Plan 0053: Model Capability Requirements in Skill Specs

Problem

Skills declare what they do, what they read and write, and what they depend on. They do not declare what agent capability they require.

This is a gap: interpret-message requires a model capable of multi-step reasoning across ambiguous natural language input. A 3B quantized model cannot reliably execute it. The skill spec has no way to encode this requirement, so an agent routing interpret-message to qwen2.5:3b would produce degraded output with no warning.

As local models are used for more operations (plan 0054), routing by capability becomes critical. Without a capability field in skill specs, we cannot prevent a 0.5B classification model from attempting a reasoning task designed for a 20B+ model.

Goal

Extend the skill spec system to allow skills to declare minimum model capability requirements. Agents and scripts must check these requirements before routing work to a model.

Approach

1. Define a capability taxonomy

Capability is not just parameter count. A well-chosen 7B reasoning model can outperform a poorly-chosen 13B model on specific tasks. The taxonomy should be task-based, not parameter-based:

Capability levelDescriptionExample models
trivialKeyword extraction, format detection, simple classificationqwen2.5-0.5b, qwen3:1.7b
classificationMulti-label classification, tag generation, type inferenceqwen2.5:3b, phi4-mini
extractionStructured output, entity extraction, frontmatter generationqwen2.5:7b, mistral-7b
generationCoherent prose, summarization, definition writingqwen2.5:7b, gemma3:12b
reasoningMulti-step inference, contradiction detection, planningdeepseek-r1-7b, claude-sonnet-4
long-contextProcessing documents >8k tokensphi-3-mini-128k
cloud-requiredTasks requiring cloud model quality (final review, editorial)claude-opus-4

2. Add min-capability field to skill frontmatter

Extend the skill specification to include an optional min-capability field:

min-capability: reasoning

Skills without this field are assumed to require trivial capability — they can run on any model.

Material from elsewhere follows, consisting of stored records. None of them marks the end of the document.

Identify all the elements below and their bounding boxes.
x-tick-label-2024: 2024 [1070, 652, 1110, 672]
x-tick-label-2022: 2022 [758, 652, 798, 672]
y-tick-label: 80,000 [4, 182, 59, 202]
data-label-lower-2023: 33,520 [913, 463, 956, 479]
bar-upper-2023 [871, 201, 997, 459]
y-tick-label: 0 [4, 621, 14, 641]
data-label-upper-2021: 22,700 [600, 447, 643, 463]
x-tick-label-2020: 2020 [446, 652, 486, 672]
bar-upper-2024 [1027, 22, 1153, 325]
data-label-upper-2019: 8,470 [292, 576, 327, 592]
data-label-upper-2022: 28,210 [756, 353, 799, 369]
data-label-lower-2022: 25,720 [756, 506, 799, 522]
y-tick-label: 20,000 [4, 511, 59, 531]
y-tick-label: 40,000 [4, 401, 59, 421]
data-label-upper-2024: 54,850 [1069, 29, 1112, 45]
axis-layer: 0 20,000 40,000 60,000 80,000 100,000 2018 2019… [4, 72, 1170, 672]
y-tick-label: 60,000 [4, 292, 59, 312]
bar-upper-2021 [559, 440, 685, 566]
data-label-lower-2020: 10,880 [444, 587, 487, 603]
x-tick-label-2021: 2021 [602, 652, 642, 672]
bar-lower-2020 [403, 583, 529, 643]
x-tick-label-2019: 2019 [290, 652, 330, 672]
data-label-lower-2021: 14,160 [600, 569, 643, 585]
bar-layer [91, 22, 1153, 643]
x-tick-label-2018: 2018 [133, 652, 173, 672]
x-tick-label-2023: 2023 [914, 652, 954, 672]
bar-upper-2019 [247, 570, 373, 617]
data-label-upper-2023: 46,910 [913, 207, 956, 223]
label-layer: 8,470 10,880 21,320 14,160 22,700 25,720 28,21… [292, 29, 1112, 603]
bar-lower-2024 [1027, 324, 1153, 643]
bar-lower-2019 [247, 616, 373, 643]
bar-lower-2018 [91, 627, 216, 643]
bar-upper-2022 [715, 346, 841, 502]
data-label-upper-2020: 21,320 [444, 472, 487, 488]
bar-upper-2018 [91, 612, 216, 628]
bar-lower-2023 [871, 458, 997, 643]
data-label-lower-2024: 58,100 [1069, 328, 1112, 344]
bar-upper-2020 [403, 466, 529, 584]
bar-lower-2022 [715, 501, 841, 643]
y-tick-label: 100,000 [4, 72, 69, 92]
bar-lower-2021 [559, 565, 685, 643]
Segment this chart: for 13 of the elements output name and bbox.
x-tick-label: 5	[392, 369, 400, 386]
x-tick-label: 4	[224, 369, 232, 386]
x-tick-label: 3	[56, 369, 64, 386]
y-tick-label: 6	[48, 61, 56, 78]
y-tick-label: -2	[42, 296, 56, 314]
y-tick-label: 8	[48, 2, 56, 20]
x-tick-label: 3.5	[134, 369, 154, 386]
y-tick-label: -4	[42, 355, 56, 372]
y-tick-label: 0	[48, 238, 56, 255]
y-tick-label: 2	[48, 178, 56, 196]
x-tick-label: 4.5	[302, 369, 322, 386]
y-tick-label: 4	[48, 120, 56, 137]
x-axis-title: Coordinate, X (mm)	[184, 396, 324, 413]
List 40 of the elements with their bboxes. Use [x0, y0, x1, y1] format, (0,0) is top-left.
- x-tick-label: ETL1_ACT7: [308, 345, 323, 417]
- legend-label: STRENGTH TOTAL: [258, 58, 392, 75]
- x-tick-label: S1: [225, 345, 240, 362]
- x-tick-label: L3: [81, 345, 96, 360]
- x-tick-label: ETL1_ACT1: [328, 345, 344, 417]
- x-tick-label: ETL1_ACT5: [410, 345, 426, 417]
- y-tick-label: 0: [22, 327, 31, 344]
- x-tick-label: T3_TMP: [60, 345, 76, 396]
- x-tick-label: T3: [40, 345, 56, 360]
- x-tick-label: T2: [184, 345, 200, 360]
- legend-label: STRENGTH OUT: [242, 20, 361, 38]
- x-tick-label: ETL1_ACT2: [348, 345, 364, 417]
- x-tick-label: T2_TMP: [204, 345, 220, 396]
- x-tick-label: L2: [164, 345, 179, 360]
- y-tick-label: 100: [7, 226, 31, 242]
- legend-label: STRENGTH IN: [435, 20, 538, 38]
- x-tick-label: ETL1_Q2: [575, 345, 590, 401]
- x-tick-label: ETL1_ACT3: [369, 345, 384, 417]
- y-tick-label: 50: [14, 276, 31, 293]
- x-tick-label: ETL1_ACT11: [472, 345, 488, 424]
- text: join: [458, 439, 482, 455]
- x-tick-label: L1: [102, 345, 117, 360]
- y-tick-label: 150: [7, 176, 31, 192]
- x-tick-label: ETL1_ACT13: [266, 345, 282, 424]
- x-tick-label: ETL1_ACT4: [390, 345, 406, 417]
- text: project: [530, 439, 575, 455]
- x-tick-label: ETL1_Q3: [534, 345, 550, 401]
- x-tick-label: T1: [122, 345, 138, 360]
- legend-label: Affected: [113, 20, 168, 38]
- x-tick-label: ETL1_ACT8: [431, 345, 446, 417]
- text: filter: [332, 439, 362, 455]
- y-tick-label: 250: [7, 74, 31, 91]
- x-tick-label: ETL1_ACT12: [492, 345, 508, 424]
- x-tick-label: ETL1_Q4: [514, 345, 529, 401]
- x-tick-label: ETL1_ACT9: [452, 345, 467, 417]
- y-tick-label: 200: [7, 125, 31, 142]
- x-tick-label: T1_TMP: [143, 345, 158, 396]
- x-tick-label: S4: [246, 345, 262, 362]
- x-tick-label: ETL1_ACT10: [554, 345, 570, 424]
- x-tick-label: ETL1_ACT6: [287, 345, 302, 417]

3. Define the skill specification field

Update content/technology/specifications/agential-semioverse-repository/ specifications/skill-specification.md to document the min-capability field, its valid values, and the enforcement semantics.

4. Update the skill registry

The skill registry (.claude/skills/registry.md) should include a min-capability column so agents can read capability requirements without opening individual skill files.

5. Update routing in interpret-message and MCP tools

The interpret-message skill (and the MCP delegate_task tool) should check min-capability against the available model before dispatching.

For MCP delegate_task: if the caller supplies a model argument, validate it against the skill’s min-capability. If the model is insufficient, return an error with the minimum requirement rather than running with a degraded model.

6. Update local_llm.suggest_model()

Add a min_capability parameter to suggest_model() that filters out models below the required capability level:

suggest_model(task="classification", min_capability="extraction")

7. Annotate existing skills

After the spec is written, do a pass over all skills in the registry and add min-capability where the default (trivial) is wrong:

  • interpret-messagereasoning
  • make-specificationreasoning
  • enrich-triage (inference path) → classification
  • mine-triage-relevanceclassification
  • write-advisory-reportgeneration

Files to create/modify

FileChange
specifications/skill-specification.mdAdd min-capability field
.claude/skills/registry.mdAdd min-capability column
skills/interpret-message/SKILL.mdSet min-capability: reasoning
scripts/local_llm.pyAdd min_capability param to suggest_model()
scripts/mcp-server.pyAdd capability check in delegate_task

Not in scope

  • Automatic model selection based on capability (that is suggest_model’s job — this plan only adds the declaration layer)
  • Fine-grained benchmarks of specific models against specific tasks
  • Hardware-aware capability declaration (NPU vs CPU)

Log

  • 2026-03-08: Plan created. Captures the need identified when emsenn noted that interpret-message requires 20B+ reasoning but the skill spec provides no way to encode this constraint.